Do you have a creative outlook? Do you confine yourself to uncreative activities? What about your teaching? Is it creative or administrative? Does it nourish creativity in the souls and minds of your students and children?
Judging by the haste with which the arts are dismissed from schools when there are budget cuts, it must be the case that our culture does not value the creative outlook. It reminds me of what Shakespeare’s Julius Caesar said about Cassius:
Yond Cassius has a lean and hungry look.
He thinks too much. Such men are dangerous.
… He reads much
He is a great observer, and he looks
Quite through the deeds of men. He loves no plays
As thou dost Antony; he hears no music;
Seldom he smiles, and smiles in such a sort
As if he mocked himself and scorned his spirit
That could be moved to smile at anything.
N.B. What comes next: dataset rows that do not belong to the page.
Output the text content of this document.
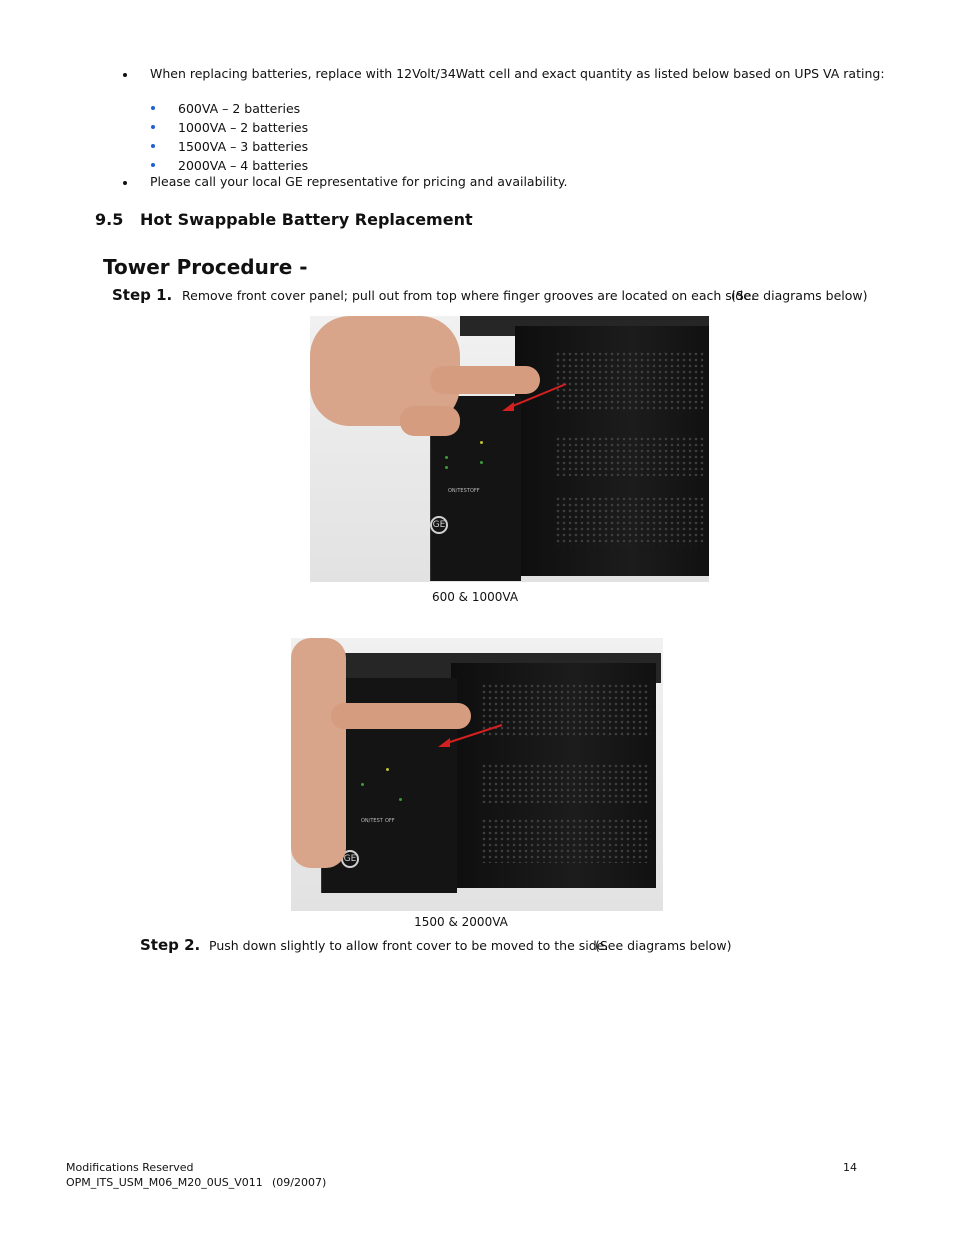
When replacing batteries, replace with 12Volt/34Watt cell and exact quantity as listed below based on UPS VA rating:
600VA – 2 batteries
1000VA – 2 batteries
1500VA – 3 batteries
2000VA – 4 batteries
Please call your local GE representative for pricing and availability.
9.5 Hot Swappable Battery Replacement
Tower Procedure -
Step 1. Remove front cover panel; pull out from top where finger grooves are located on each side.
(See diagrams below)
ON/TEST OFF
GE
600 & 1000VA
ON/TEST OFF
GE
1500 & 2000VA
Step 2. Push down slightly to allow front cover to be moved to the side.
(See diagrams below)
Modifications Reserved
OPM_ITS_USM_M06_M20_0US_V011 (09/2007)
14
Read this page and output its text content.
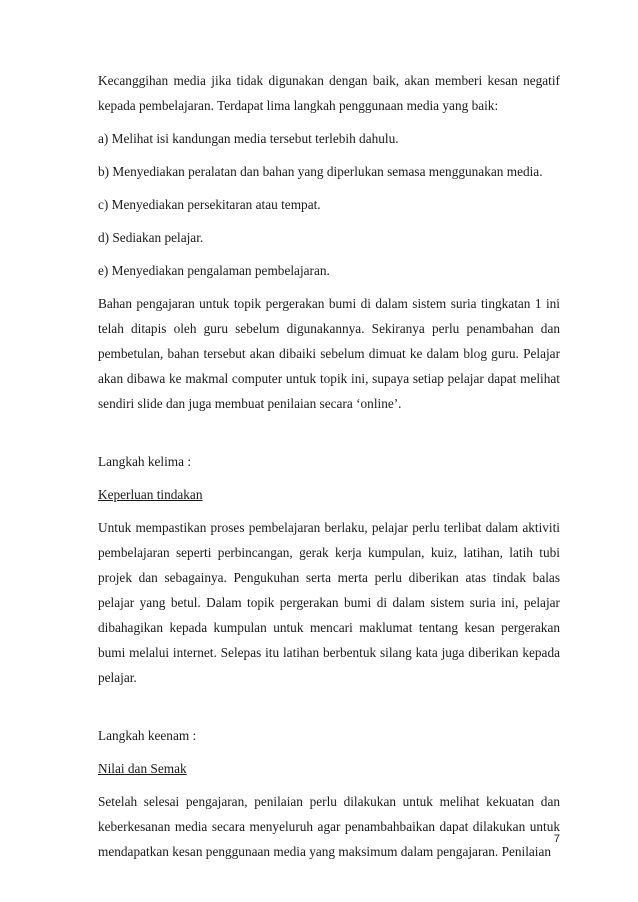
Kecanggihan media jika tidak digunakan dengan baik, akan memberi kesan negatif kepada pembelajaran. Terdapat lima langkah penggunaan media yang baik:

a) Melihat isi kandungan media tersebut terlebih dahulu.

b) Menyediakan peralatan dan bahan yang diperlukan semasa menggunakan media.

c) Menyediakan persekitaran atau tempat.

d) Sediakan pelajar.

e) Menyediakan pengalaman pembelajaran.

Bahan pengajaran untuk topik pergerakan bumi di dalam sistem suria tingkatan 1 ini telah ditapis oleh guru sebelum digunakannya. Sekiranya perlu penambahan dan pembetulan, bahan tersebut akan dibaiki sebelum dimuat ke dalam blog guru. Pelajar akan dibawa ke makmal computer untuk topik ini, supaya setiap pelajar dapat melihat sendiri slide dan juga membuat penilaian secara ‘online’.

Langkah kelima :

Keperluan tindakan

Untuk mempastikan proses pembelajaran berlaku, pelajar perlu terlibat dalam aktiviti pembelajaran seperti perbincangan, gerak kerja kumpulan, kuiz, latihan, latih tubi projek dan sebagainya. Pengukuhan serta merta perlu diberikan atas tindak balas pelajar yang betul. Dalam topik pergerakan bumi di dalam sistem suria ini, pelajar dibahagikan kepada kumpulan untuk mencari maklumat tentang kesan pergerakan bumi melalui internet. Selepas itu latihan berbentuk silang kata juga diberikan kepada pelajar.

Langkah keenam :

Nilai dan Semak

Setelah selesai pengajaran, penilaian perlu dilakukan untuk melihat kekuatan dan keberkesanan media secara menyeluruh agar penambahbaikan dapat dilakukan untuk mendapatkan kesan penggunaan media yang maksimum dalam pengajaran. Penilaian

7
Cassius is above all that. He’s a cynic and a lover of power. It would be too much to force the analogy entirely on ourselves, but it carries its cautions in its smiles.
The point is, he does not love art and he is proud of himself for it. But is that the mind of a classical educator? Is it the mind of a Christian?
I have been thinking about this for years, because the opening words in the Bible would seem to me such vivid, vital, and important words, but we have lost them in arguments over analysis. They tell us, “In the beginning God created…”
If God created and we are His image, then creation and the creative mind is not something for a Christian or a classical educator to dismiss. It is something to build one’s life on. It is the means to understanding.
Many, many books have developed this core Christian idea, but most of them (so far as I can tell) were written prior to the twentieth century. One from the twentieth century that has mined the riches of the old books and explained it to us is Dorothy Sayers’ The Mind of the Maker. In it, she says:
If we conclude that creative mind is in fact the very grain of the spiritual universe–we cannot arbitrarily stop our investigations with the man who happens to work in stone, or paint, or music, or letters. We shall have to ask ourselves whether the same pattern is not also exhibited in the spiritual structure of every man and woman. And if it is, whether, by confining the average man and woman to uncreative activities and to an uncreative outlook, we are not doing violence to the very structure of our being.
Dorothy Sayers, The Mind of the Maker, p. 185
Thus, my opening questions. We spend too little time asking whether we are not “doing violence to the very structure of our” students. If Sayers has rightly read her Bible, and it seems obvious to me that she has, then the shift from the creative to the practical was not only harmful, it was an implicit rejection of what the Bible teaches us about children and their souls.
I want to embrace the challenge, and to encourage you to embrace it with me, of doing the hard work of figuring out where we have adopted the uncreative mind of utilitarian man and how we are harming each other through that embrace. More than that, I want to invite you to think with me about how we can return to a more humane, Christian, biblical, and classical pattern of thinking, knowing, and teaching.